Pourtant, il s’agissait de l’un des blockbusters les plus attendus de l’été, principalement en raison du précédent film de Neill Blomkamp qui lui a valu succès et reconnaissance critique : le surestimé District 9 qui avait notamment plu pour l’analogie qu’il dressait entre son aspect science-fictionesque et l’apartheid, c’est-à-dire le constat. Blomkamp, vingt ans après, constatait l’apartheid et, tout comme le constat d’Elysium, ne nous en disait pas grand-chose puisque là aussi, ce n’était qu’un décor (ce qui suffit parfois pour séduire la critique). Le décor, on commence à le deviner, est ce qui motive vraiment Blomkamp, pas en tant que sujet de révolte, le discours politique de Elysium étant trop inconsistant pour qu’on croit à sa prétendue indignation, mais comme objet de folklore.

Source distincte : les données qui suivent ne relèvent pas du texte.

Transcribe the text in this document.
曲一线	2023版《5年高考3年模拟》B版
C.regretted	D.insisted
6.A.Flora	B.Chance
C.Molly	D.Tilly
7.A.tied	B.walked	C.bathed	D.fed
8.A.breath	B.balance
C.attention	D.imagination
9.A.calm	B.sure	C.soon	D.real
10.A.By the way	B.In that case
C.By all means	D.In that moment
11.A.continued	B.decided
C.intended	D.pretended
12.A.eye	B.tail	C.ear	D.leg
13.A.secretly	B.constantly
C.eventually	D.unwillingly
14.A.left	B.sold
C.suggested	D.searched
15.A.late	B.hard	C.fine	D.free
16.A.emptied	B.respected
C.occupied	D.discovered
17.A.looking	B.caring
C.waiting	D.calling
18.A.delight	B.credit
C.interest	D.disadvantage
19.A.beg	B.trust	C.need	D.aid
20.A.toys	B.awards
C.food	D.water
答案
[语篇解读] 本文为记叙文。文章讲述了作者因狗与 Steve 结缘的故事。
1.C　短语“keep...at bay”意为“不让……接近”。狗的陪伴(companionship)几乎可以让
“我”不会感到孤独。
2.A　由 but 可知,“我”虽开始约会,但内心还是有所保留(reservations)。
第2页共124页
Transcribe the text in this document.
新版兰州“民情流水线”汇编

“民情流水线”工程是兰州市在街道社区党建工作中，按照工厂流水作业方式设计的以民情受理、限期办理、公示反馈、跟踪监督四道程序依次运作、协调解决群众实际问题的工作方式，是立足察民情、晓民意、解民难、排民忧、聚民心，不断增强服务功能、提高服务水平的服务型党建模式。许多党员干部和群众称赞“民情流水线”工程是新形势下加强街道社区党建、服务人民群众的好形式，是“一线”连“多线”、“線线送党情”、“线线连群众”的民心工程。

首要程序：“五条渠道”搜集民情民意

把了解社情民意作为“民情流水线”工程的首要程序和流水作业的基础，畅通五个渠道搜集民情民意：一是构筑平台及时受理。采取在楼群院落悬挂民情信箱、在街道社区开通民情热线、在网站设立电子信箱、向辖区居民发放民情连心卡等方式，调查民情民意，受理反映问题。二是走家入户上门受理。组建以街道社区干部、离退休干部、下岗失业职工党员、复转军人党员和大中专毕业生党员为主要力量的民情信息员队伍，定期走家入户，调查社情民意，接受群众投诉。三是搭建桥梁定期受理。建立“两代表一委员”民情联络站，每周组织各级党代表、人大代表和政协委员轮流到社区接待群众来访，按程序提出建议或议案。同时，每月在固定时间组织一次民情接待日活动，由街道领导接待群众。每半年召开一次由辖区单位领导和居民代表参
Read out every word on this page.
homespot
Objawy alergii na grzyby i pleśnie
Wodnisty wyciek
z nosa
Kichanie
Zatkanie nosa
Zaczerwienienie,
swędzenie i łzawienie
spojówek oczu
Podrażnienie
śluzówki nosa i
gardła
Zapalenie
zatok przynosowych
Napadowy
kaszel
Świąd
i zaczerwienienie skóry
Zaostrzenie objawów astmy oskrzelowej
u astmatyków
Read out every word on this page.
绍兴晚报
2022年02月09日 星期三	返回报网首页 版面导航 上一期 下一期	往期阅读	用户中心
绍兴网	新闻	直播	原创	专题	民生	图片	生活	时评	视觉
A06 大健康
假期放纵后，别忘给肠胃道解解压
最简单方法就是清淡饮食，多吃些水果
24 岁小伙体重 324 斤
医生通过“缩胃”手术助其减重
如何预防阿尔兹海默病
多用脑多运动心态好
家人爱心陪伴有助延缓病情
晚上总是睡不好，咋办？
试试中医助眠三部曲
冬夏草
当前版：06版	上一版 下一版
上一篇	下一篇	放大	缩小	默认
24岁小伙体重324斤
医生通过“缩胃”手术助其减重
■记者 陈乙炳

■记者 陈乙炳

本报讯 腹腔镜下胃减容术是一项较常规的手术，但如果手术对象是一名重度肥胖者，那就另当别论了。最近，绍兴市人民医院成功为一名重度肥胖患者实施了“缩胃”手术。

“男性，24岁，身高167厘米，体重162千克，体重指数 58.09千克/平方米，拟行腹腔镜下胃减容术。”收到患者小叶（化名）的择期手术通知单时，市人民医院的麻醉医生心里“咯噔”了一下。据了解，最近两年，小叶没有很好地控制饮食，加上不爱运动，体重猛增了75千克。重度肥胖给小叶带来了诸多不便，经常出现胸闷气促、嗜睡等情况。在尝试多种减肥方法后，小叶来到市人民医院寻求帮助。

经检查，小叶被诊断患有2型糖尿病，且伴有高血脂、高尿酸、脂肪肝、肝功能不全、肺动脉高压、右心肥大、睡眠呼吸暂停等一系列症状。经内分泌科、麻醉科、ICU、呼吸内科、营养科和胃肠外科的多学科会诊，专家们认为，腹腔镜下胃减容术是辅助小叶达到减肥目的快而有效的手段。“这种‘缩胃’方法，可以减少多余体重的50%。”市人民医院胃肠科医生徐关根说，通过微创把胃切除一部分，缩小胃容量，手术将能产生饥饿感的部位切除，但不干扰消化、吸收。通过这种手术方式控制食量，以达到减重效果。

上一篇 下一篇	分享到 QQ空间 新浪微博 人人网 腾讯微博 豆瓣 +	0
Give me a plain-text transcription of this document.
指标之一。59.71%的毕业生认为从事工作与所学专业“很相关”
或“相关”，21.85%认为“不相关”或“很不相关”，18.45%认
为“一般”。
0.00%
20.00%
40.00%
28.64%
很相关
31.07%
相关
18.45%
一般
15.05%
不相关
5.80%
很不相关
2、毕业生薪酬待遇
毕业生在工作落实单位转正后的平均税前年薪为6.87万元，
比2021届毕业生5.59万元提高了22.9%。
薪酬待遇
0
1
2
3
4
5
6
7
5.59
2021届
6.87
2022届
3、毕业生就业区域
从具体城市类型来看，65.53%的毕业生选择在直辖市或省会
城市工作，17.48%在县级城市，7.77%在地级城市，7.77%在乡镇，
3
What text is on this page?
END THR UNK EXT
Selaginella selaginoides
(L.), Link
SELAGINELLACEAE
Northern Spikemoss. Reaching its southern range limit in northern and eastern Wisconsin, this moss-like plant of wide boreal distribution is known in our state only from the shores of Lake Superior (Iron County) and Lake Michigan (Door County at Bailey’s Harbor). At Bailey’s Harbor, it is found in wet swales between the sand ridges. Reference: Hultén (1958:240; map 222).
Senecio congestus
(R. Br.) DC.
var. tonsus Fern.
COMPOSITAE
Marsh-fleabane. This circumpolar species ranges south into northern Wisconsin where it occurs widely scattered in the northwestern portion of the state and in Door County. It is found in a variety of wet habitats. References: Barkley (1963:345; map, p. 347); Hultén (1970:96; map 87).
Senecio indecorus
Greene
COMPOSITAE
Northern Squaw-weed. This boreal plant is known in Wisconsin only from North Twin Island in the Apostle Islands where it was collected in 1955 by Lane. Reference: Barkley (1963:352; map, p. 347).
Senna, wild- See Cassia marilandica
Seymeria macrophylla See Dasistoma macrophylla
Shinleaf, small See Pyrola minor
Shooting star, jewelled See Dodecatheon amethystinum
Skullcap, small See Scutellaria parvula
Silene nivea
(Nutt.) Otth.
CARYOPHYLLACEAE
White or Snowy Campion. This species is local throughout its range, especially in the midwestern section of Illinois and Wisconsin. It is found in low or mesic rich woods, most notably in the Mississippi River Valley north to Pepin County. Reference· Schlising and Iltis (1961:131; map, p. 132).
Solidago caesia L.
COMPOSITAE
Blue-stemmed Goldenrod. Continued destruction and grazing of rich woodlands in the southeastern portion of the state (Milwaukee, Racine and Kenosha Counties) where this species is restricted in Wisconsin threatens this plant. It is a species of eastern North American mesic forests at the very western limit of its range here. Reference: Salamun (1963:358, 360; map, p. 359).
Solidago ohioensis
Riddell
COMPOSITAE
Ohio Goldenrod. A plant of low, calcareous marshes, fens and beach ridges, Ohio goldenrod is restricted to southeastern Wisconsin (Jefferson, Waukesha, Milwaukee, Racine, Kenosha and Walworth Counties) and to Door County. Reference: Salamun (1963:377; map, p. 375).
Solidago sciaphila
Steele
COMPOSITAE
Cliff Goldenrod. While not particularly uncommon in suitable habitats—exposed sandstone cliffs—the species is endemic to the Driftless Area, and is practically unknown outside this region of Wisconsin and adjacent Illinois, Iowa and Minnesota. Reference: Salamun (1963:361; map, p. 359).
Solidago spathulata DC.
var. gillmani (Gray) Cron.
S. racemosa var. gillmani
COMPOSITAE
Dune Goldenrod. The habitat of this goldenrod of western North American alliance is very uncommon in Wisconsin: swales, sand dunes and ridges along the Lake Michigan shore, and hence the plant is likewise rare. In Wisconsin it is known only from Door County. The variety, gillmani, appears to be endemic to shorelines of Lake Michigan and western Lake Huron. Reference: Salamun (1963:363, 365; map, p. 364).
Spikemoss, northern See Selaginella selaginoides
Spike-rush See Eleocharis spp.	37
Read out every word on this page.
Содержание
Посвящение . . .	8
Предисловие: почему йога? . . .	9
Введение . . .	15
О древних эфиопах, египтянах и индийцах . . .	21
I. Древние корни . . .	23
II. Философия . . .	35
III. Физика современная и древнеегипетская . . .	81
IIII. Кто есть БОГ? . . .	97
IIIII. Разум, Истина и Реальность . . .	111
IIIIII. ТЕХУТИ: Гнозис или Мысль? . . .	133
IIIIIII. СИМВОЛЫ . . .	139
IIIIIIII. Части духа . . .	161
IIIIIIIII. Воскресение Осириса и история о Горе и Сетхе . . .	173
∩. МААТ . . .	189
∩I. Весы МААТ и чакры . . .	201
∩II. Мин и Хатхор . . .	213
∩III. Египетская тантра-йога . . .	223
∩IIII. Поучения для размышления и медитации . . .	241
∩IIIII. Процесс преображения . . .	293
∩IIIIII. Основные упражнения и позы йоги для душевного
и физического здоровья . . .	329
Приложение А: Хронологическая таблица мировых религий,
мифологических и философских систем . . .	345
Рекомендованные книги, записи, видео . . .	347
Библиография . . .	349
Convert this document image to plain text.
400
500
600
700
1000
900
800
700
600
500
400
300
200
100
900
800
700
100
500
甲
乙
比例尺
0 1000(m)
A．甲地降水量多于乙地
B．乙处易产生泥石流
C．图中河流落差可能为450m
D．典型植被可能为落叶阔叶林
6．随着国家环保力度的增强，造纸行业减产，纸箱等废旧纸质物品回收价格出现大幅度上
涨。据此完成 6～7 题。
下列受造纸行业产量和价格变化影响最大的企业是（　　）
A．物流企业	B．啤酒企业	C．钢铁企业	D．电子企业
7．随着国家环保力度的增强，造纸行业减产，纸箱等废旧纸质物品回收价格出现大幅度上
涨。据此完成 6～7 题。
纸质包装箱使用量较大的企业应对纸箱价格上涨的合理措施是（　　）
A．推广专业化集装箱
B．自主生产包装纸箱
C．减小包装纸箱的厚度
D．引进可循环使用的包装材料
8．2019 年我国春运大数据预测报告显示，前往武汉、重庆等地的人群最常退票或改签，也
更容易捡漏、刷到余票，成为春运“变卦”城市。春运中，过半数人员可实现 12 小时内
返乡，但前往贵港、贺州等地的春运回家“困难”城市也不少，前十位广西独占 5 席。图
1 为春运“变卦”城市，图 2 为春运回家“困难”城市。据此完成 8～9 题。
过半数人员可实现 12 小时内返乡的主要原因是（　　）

Il y a chez lui, sous couvert de le dénoncer, une fascination assez dégoûtante pour l’univers du bidonville. Soudain, ce ne sont plus les oripeaux futuristes qui déguisent la réalité sociale mais la misère tiers-mondiste qui colore la SF. Cette perversité était déjà en gestation avancée dans District 9. Dans Elysium, elle est carrément accablante.